Lynparza-treated patients, meanwhile, lived 22.1 months without return of disease or death, versus the 16.6 months for chemo patients in PAOLA-1.
Progression-free survival (months) and risk reduction versus control, in three ovarian cancer trials
Drug | Study | BRCA mutation | HRD | Overall population |
---|---|---|---|---|
Veliparib | VELIA | 34.7 months, 56% | 31.9 months, 43% | 23.5 months, 32% |
Zejula | PRIMA | n/a | 21.9 months, 57% | 13.8 months, 38% |
Lynparza | PAOLA-1 | 37.2 months, 69% | 37.2 months, 67% | 22.1 months, 41% |
SOURCE: ESMO, New England Journal of Medicine
Cross-trial comparisons should be treated with caution because of differences in the sizes of the studies and patient severity.
Nonetheless, the PAOLA-1 study should help cement Lynparza's place in this front-line setting.
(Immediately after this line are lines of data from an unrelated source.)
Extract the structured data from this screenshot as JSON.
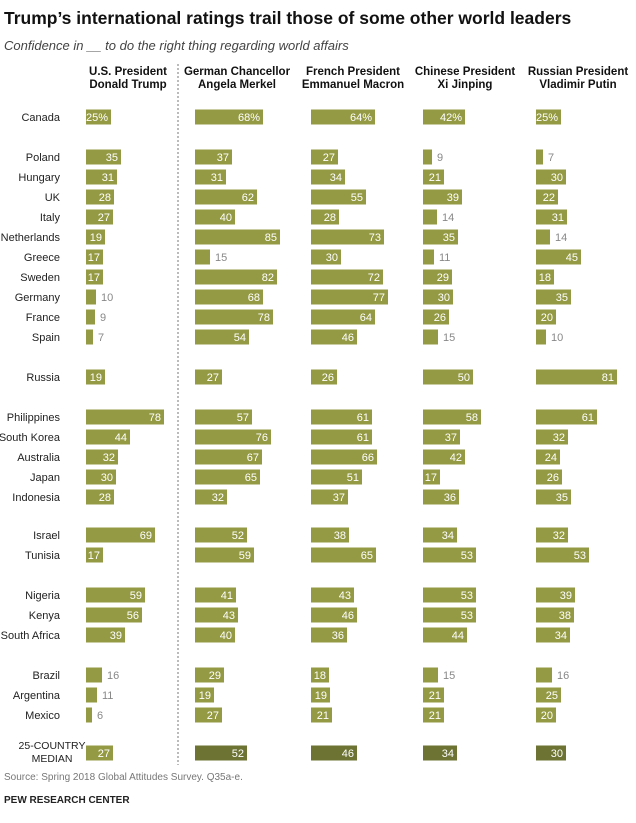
{
  "title": "Trump’s international ratings trail those of some other world leaders",
  "subtitle": "Confidence in __ to do the right thing regarding world affairs",
  "source": "Source: Spring 2018 Global Attitudes Survey. Q35a-e.",
  "organization": "PEW RESEARCH CENTER",
  "colors": {
    "bar": "#949a43",
    "median_bar": "#6d7332",
    "value_inside": "#ffffff",
    "value_outside": "#888888",
    "divider": "#777777"
  },
  "chart_data": {
    "type": "bar",
    "orientation": "horizontal",
    "unit": "%",
    "categories": [
      "Canada",
      "Poland",
      "Hungary",
      "UK",
      "Italy",
      "Netherlands",
      "Greece",
      "Sweden",
      "Germany",
      "France",
      "Spain",
      "Russia",
      "Philippines",
      "South Korea",
      "Australia",
      "Japan",
      "Indonesia",
      "Israel",
      "Tunisia",
      "Nigeria",
      "Kenya",
      "South Africa",
      "Brazil",
      "Argentina",
      "Mexico"
    ],
    "median_label": [
      "25-COUNTRY",
      "MEDIAN"
    ],
    "series": [
      {
        "header": [
          "U.S. President",
          "Donald Trump"
        ],
        "values": [
          25,
          35,
          31,
          28,
          27,
          19,
          17,
          17,
          10,
          9,
          7,
          19,
          78,
          44,
          32,
          30,
          28,
          69,
          17,
          59,
          56,
          39,
          16,
          11,
          6
        ],
        "median": 27
      },
      {
        "header": [
          "German Chancellor",
          "Angela Merkel"
        ],
        "values": [
          68,
          37,
          31,
          62,
          40,
          85,
          15,
          82,
          68,
          78,
          54,
          27,
          57,
          76,
          67,
          65,
          32,
          52,
          59,
          41,
          43,
          40,
          29,
          19,
          27
        ],
        "median": 52
      },
      {
        "header": [
          "French President",
          "Emmanuel Macron"
        ],
        "values": [
          64,
          27,
          34,
          55,
          28,
          73,
          30,
          72,
          77,
          64,
          46,
          26,
          61,
          61,
          66,
          51,
          37,
          38,
          65,
          43,
          46,
          36,
          18,
          19,
          21
        ],
        "median": 46
      },
      {
        "header": [
          "Chinese President",
          "Xi Jinping"
        ],
        "values": [
          42,
          9,
          21,
          39,
          14,
          35,
          11,
          29,
          30,
          26,
          15,
          50,
          58,
          37,
          42,
          17,
          36,
          34,
          53,
          53,
          53,
          44,
          15,
          21,
          21
        ],
        "median": 34
      },
      {
        "header": [
          "Russian President",
          "Vladimir Putin"
        ],
        "values": [
          25,
          7,
          30,
          22,
          31,
          14,
          45,
          18,
          35,
          20,
          10,
          81,
          61,
          32,
          24,
          26,
          35,
          32,
          53,
          39,
          38,
          34,
          16,
          25,
          20
        ],
        "median": 30
      }
    ],
    "first_row_suffix": "%",
    "divider_after_column": 0
  }
}
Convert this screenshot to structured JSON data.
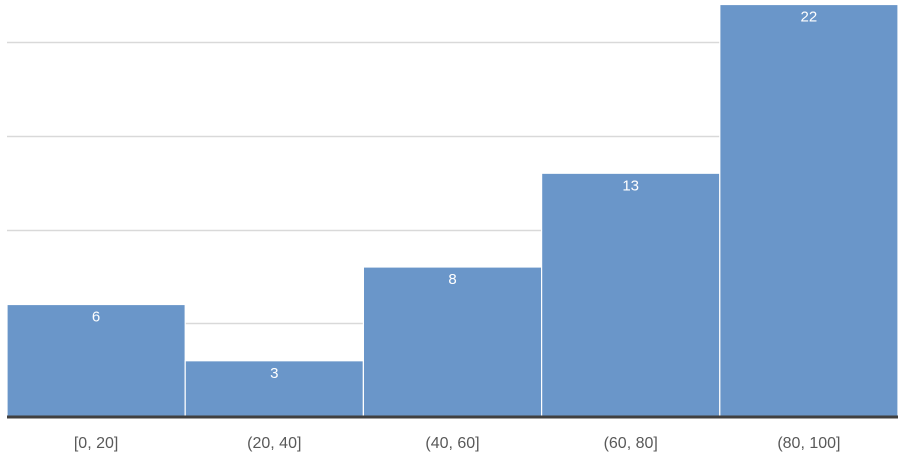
{
  "chart_data": {
    "type": "bar",
    "title": "",
    "xlabel": "",
    "ylabel": "",
    "categories": [
      "[0, 20]",
      "(20, 40]",
      "(40, 60]",
      "(60, 80]",
      "(80, 100]"
    ],
    "values": [
      6,
      3,
      8,
      13,
      22
    ],
    "data_labels": [
      "6",
      "3",
      "8",
      "13",
      "22"
    ],
    "ylim": [
      0,
      22
    ],
    "gridline_values": [
      5,
      10,
      15,
      20
    ],
    "grid": true,
    "legend": "none",
    "colors": {
      "bar": "#6794C8",
      "bar_edge": "#ffffff",
      "gridline": "#D9D9D9",
      "axis": "#404040",
      "tick_text": "#595959",
      "data_label_text": "#ffffff"
    }
  }
}
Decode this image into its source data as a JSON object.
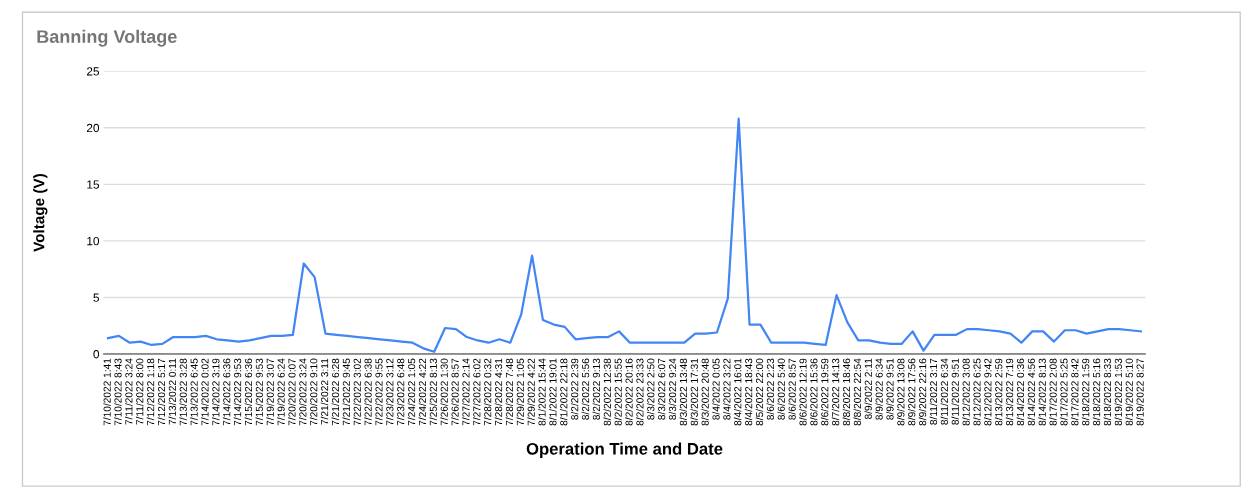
{
  "chart_data": {
    "type": "line",
    "title": "Banning Voltage",
    "xlabel": "Operation Time and Date",
    "ylabel": "Voltage (V)",
    "categories": [
      "7/10/2022 1:41",
      "7/10/2022 8:43",
      "7/11/2022 3:24",
      "7/11/2022 8:00",
      "7/12/2022 1:18",
      "7/12/2022 5:17",
      "7/13/2022 0:11",
      "7/13/2022 3:28",
      "7/13/2022 6:45",
      "7/14/2022 0:02",
      "7/14/2022 3:19",
      "7/14/2022 6:36",
      "7/14/2022 9:53",
      "7/15/2022 6:36",
      "7/15/2022 9:53",
      "7/19/2022 3:07",
      "7/19/2022 6:24",
      "7/20/2022 0:07",
      "7/20/2022 3:24",
      "7/20/2022 9:10",
      "7/21/2022 3:11",
      "7/21/2022 6:28",
      "7/21/2022 9:45",
      "7/22/2022 3:02",
      "7/22/2022 6:38",
      "7/22/2022 9:55",
      "7/23/2022 3:12",
      "7/23/2022 6:48",
      "7/24/2022 1:05",
      "7/24/2022 4:22",
      "7/25/2022 8:13",
      "7/26/2022 1:30",
      "7/26/2022 8:57",
      "7/27/2022 2:14",
      "7/27/2022 6:02",
      "7/28/2022 0:32",
      "7/28/2022 4:31",
      "7/28/2022 7:48",
      "7/29/2022 1:05",
      "7/29/2022 4:22",
      "8/1/2022 15:44",
      "8/1/2022 19:01",
      "8/1/2022 22:18",
      "8/2/2022 2:39",
      "8/2/2022 5:56",
      "8/2/2022 9:13",
      "8/2/2022 12:38",
      "8/2/2022 15:55",
      "8/2/2022 20:16",
      "8/2/2022 23:33",
      "8/3/2022 2:50",
      "8/3/2022 6:07",
      "8/3/2022 9:24",
      "8/3/2022 13:48",
      "8/3/2022 17:31",
      "8/3/2022 20:48",
      "8/4/2022 0:05",
      "8/4/2022 3:22",
      "8/4/2022 16:01",
      "8/4/2022 18:43",
      "8/5/2022 22:00",
      "8/6/2022 2:23",
      "8/6/2022 5:40",
      "8/6/2022 8:57",
      "8/6/2022 12:19",
      "8/6/2022 15:36",
      "8/6/2022 19:59",
      "8/7/2022 14:13",
      "8/8/2022 18:46",
      "8/8/2022 22:54",
      "8/9/2022 2:11",
      "8/9/2022 6:34",
      "8/9/2022 9:51",
      "8/9/2022 13:08",
      "8/9/2022 17:56",
      "8/9/2022 22:16",
      "8/11/2022 3:17",
      "8/11/2022 6:34",
      "8/11/2022 9:51",
      "8/12/2022 3:08",
      "8/12/2022 6:25",
      "8/12/2022 9:42",
      "8/13/2022 2:59",
      "8/13/2022 7:19",
      "8/14/2022 0:36",
      "8/14/2022 4:56",
      "8/14/2022 8:13",
      "8/17/2022 2:08",
      "8/17/2022 5:25",
      "8/17/2022 8:42",
      "8/18/2022 1:59",
      "8/18/2022 5:16",
      "8/18/2022 8:33",
      "8/19/2022 1:53",
      "8/19/2022 5:10",
      "8/19/2022 8:27"
    ],
    "series": [
      {
        "color": "#4285f4",
        "values": [
          1.4,
          1.6,
          1.0,
          1.1,
          0.8,
          0.9,
          1.5,
          1.5,
          1.5,
          1.6,
          1.3,
          1.2,
          1.1,
          1.2,
          1.4,
          1.6,
          1.6,
          1.7,
          8.0,
          6.8,
          1.8,
          1.7,
          1.6,
          1.5,
          1.4,
          1.3,
          1.2,
          1.1,
          1.0,
          0.5,
          0.2,
          2.3,
          2.2,
          1.5,
          1.2,
          1.0,
          1.3,
          1.0,
          3.5,
          8.7,
          3.0,
          2.6,
          2.4,
          1.3,
          1.4,
          1.5,
          1.5,
          2.0,
          1.0,
          1.0,
          1.0,
          1.0,
          1.0,
          1.0,
          1.8,
          1.8,
          1.9,
          4.9,
          20.8,
          2.6,
          2.6,
          1.0,
          1.0,
          1.0,
          1.0,
          0.9,
          0.8,
          5.2,
          2.8,
          1.2,
          1.2,
          1.0,
          0.9,
          0.9,
          2.0,
          0.3,
          1.7,
          1.7,
          1.7,
          2.2,
          2.2,
          2.1,
          2.0,
          1.8,
          1.0,
          2.0,
          2.0,
          1.1,
          2.1,
          2.1,
          1.8,
          2.0,
          2.2,
          2.2,
          2.1,
          2.0
        ]
      }
    ],
    "ylim": [
      0,
      25
    ],
    "yticks": [
      0,
      5,
      10,
      15,
      20,
      25
    ],
    "grid": "y",
    "legend": false,
    "marker": "none",
    "line_style": "solid"
  }
}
It is currently approved only for those patients with BRCA mutations who respond to chemo, in addition to other later-line indications.
"This study reports the greatest [risk reduction] and longest progression free survival we have ever seen," Isabelle Ray-Coquard, an investigator of the Lynparza PAOLA-1 study and professor at Claude Bernard University in France, said of the results. "In addition, [Lynparza] did not increase side effects compared to placebo."
Ray-Coquard reported receiving reimbursement from AstraZeneca for consulting, travel and accommodations. She also has worked with Clovis and Tesaro, the biotech GSK bought last year to get Zejula.
In patients with BRCA mutations, who have a higher risk of disease, and in those with homologous recombination deficiency, which makes tumor cells less able to repair themselves, Lynparza also appeared to outperform its rivals. Data showed AstraZeneca and Merck's drug reduced the risk of progression by 69% and 67%, respectively.
Lynparza is currently the top-selling PARP inhibitor, having recorded $520 million in sales in the first half of 2019 compared with $128 million for Zejula and $66 million for Clovis Oncology's Rubraca. The data emerging from ESMO suggest that gap is not likely to narrow anytime soon.